It's inevitable that David Bowie's untimely death has colored critical reception of Blackstar. Certainly, on the swirling obsidian gem "Lazarus"; he addresses mortality with lines like "I'll be free just like a bluebird." Set to Donny McCaslin's jazzy, seesawing saxophone and Ben Monder's noirish, Joy Division-styled guitar, the tune is laced with uncertainty, but it is also mystical and mischievous.
Bowie's best albums have always been maddeningly, playfully contradictory, and Blackstar is no exception. The title track may be his biggest "what the fuck" explosion since he unleashed his Berlin trilogy of Low, Heroes and Lodger on an unsuspecting public. With queasy and majestic orchestrations, martial drums and funereal, honking sax, "Blackstar" leads the listener all over the musical and emotional map before settling into a woozy, swinging show tune. It's dark and weirdly romantic, evoking not dread, but the mystery beyond the mortal veil.
In contrast, the limpid late night "Dollar Days" is one of the artist's most direct and heartfelt love songs. For each forward reaching experiment like "Girl Loves Me," a fractured sing-song fever dream delivered in invented language recalling dialog from the novel A Clockwork Orange, there is a gentle crooning ballad like "I Can't Give Anything Away" which looks backward with harmonica quotes form Low's sweetly yearning "A New Career in a New Town."

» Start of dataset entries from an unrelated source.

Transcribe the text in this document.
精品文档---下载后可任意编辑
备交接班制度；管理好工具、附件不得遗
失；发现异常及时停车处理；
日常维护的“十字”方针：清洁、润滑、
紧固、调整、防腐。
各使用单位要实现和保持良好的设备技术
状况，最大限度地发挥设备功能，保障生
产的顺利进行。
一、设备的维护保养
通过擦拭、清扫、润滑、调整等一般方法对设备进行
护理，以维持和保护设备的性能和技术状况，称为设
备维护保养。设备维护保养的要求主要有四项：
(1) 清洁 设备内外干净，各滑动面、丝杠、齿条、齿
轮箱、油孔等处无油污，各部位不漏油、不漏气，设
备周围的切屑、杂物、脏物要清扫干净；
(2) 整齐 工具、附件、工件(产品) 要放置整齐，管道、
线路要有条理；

On one level, Blackstar is Bowie's farewell letter to the joy and the enigma of life. But it's also an ongoing examination of sex, politics and love. As an album it is less accessible than The Next Day from 2013, but it's better — darker, more challenging and more fun. Admittedly, Bowie has a perverse notion of fun, but his coal black humor has always been tempered with exuberance and enthusiasm. And that remains undimmed by death.